Şimdi yeniden sorumuza geri dönelim, bize sorulduğunda bu ilişkide “neyiniz var” diye cevabımız şu olsun bu seferlik “Bu yol beni nereye götürür, gitmeli miyim yoksa kalmalı mıyım?” İşte tüm hikaye burada başlıyor. İlişkilerimizde en çok korktuğumuz “hiçbir yere ait olamadığımızı” hissettiğimiz anlar…

Mutlaka karşılaşmışızdır, öyle zamanlar olur ki ta kalbimizden gelerek söyleyebiliriz “Ben bu adama / bu kadına aitim.” Fakat işte öyle zamanlar da gelir ki “biz bunca şey paylaştık, hepsi yalan mıydı” diye sorgularken buluruz kendimizi… Belki aldatıldığımızı öğrenmişizdir, belki kendi gözlerimizle şahit olmuşuzdur, belki de kırılacağımız bir davranışla karşılaşmışızdır, belki sevgimizin azaldığı bir noktaya gelip de çatmışızdır… Ama işte sorumuz kocaman sirenleriyle hızla bize doğru yaklaşmaktadır, gitmeli miyim kalmalı mıyım? Bu nokta tamamıyla “kişisel” seçimlerimizden geçiyor. O yüzden gelin biraz reçetemize bakalım; belki yol gösterebilecek birkaç ilacı yaralarımıza sürmek mümkündür…

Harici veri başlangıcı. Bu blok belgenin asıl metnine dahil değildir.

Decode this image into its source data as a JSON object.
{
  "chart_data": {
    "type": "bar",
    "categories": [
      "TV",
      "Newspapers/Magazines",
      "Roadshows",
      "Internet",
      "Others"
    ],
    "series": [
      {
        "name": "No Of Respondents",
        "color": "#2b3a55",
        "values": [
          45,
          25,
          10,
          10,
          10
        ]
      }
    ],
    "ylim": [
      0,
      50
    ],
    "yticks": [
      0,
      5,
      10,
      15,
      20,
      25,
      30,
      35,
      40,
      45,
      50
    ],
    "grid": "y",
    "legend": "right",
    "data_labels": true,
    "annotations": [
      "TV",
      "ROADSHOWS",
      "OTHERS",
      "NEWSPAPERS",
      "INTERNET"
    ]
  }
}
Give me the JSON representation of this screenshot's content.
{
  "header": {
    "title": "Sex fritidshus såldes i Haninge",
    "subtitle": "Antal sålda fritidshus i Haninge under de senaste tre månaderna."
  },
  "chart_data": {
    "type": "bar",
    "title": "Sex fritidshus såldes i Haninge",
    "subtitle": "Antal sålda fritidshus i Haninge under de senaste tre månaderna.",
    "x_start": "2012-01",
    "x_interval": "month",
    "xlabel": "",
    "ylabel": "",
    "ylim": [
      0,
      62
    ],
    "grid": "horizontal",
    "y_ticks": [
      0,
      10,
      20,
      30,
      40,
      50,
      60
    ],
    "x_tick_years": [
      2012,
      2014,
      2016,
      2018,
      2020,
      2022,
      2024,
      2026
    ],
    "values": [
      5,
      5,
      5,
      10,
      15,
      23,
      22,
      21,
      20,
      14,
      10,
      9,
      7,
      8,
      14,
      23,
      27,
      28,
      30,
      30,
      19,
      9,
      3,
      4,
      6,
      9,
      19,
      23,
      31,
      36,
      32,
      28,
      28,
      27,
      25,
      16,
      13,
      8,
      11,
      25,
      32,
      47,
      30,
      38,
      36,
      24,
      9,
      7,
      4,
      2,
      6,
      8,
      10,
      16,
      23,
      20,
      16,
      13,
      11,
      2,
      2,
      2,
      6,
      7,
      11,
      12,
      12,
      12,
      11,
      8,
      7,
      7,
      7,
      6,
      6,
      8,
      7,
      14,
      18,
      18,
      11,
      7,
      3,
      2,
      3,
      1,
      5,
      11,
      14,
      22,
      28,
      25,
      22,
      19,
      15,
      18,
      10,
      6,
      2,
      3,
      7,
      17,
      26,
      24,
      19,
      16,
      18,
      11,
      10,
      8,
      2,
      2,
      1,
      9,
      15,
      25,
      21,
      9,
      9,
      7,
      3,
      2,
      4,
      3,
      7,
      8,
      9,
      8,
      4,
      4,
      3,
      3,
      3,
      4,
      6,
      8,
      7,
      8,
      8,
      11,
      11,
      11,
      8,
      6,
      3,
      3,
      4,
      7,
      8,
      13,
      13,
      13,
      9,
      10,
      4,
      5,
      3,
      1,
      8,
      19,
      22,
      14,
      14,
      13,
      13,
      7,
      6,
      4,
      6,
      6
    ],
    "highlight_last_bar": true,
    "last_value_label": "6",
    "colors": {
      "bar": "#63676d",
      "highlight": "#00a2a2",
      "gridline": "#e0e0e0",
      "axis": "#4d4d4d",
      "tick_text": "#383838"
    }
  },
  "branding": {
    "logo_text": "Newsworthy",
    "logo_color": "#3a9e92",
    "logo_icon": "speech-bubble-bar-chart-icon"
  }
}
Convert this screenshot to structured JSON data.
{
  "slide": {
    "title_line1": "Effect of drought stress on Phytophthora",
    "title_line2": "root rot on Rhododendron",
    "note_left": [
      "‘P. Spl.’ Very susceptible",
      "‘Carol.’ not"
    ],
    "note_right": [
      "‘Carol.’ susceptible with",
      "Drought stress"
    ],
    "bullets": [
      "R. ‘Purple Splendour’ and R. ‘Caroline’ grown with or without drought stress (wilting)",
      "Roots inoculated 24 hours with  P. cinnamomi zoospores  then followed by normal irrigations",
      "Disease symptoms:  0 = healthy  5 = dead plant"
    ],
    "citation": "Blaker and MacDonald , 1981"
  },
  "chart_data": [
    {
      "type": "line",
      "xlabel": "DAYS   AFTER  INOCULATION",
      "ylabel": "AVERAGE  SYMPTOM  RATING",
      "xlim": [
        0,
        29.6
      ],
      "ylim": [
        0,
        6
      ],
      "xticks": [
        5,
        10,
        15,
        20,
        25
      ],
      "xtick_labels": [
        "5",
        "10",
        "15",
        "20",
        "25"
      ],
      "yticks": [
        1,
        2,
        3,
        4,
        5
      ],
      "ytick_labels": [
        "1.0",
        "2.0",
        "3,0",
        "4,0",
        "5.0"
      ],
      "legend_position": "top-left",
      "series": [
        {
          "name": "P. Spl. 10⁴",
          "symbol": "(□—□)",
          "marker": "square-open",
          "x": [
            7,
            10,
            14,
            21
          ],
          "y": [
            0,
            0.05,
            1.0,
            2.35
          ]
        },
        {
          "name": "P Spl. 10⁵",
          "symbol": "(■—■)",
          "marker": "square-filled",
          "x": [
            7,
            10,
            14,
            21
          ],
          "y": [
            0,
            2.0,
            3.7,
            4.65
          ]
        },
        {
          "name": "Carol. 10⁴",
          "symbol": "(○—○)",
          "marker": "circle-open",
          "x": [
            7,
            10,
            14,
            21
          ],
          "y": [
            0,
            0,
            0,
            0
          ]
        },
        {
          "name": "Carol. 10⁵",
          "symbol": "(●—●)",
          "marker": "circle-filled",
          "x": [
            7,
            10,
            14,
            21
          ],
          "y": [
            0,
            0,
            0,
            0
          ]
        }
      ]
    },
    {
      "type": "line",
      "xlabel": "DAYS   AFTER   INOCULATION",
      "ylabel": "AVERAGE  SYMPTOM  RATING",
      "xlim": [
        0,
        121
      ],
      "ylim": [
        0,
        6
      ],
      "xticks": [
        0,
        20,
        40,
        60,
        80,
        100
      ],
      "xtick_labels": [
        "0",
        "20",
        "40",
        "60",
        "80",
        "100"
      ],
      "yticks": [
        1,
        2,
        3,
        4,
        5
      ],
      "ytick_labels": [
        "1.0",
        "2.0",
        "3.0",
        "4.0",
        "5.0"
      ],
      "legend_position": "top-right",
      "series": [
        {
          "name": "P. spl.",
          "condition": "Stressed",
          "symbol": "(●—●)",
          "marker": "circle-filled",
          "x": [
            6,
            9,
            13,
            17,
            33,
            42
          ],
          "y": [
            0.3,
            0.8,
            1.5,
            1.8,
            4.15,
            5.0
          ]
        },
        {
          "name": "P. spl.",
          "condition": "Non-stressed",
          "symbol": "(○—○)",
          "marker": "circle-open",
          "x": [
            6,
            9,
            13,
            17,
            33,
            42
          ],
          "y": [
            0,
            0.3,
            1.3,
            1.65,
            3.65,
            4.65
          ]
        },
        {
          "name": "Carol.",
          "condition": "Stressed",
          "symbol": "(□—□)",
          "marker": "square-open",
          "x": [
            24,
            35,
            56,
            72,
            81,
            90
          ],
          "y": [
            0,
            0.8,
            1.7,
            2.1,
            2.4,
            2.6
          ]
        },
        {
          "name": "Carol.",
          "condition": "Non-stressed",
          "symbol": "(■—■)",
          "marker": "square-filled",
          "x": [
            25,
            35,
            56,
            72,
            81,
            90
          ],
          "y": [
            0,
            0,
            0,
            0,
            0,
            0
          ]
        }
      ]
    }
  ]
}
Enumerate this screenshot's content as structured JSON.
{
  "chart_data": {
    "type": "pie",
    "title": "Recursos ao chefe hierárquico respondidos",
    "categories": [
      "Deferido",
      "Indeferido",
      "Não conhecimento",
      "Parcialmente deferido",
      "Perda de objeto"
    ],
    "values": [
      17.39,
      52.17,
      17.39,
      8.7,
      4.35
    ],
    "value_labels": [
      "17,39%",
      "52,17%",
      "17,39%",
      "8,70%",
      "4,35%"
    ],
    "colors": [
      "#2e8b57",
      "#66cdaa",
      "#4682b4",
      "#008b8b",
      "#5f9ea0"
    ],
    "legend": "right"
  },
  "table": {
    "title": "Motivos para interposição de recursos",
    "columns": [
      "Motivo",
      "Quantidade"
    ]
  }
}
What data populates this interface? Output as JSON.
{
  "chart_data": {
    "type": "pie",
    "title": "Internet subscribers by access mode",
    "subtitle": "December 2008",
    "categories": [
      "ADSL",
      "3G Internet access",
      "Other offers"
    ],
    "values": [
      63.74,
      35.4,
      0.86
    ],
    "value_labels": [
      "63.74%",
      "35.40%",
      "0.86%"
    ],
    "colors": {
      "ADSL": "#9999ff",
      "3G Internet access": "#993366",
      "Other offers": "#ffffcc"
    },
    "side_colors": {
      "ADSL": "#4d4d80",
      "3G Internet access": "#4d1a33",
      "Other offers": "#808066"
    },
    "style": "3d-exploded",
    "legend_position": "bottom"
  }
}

Öncelikle en büyük hatalarımızdan bir tanesi bu kaybolma noktasına geldiğimizde karşımızdaki “ne istiyor” sorusuna odaklanıp kendimizi dinlemeyi atlamaktır… O ne istiyor, o bu ilişkinin bitmesini istemiyor, o ayrılmak istemiyor, o devam etmek istiyor, o beni seviyor, o bensiz yaşayamayacağını söylüyor… Fakat işte kararlarımızı başkasının tercihlerine dayandırdığımız bu akışta, verdiğimiz kalmak kararı aslında bireysel düşünce ve duygu durumumuzu yansıtmayan bir karar olacaktır. Sonuçları mı hemen örnekleyelim ilişkiye devam ediyorsak “sen bana onu yapmıştın,” “sen bana bunu söylemiştin,” “sen zaten böylesin” gibi her iki kişiyi de son derece huzursuz bir duruma sürükleyen iğnelemeler ve hatırlamalar silsilesi…

Bu yüzden kalacaksak da gideceksek de “karar” iyisiyle kötüsüyle her türlü sonucu hakkında aldığımız sorumluluğu ile tamamıyla bize ait olmalıdır. Karşımızdaki kişi evet ilişkinin %50’sini yani yarısını oluşturmaktadır. Fakat biz başkasının kararlarına göre “karar” verdiğimizde, kendimize düşen %50 paydan aslında kaybetmekteyiz… Hayata dair isteklerimizi, içimizde yanan fırtınaları, kırgınlıkları ve hatta kızgınlıkları bir kenara bırakıp, “kalmak” kararını sırf o diğeri istiyor diye verdiğimizde aslında görüntü olarak var olmaya devam ettiğimiz ilişkilerimizden, gönül olarak çoktan gitmiş oluyoruz bile…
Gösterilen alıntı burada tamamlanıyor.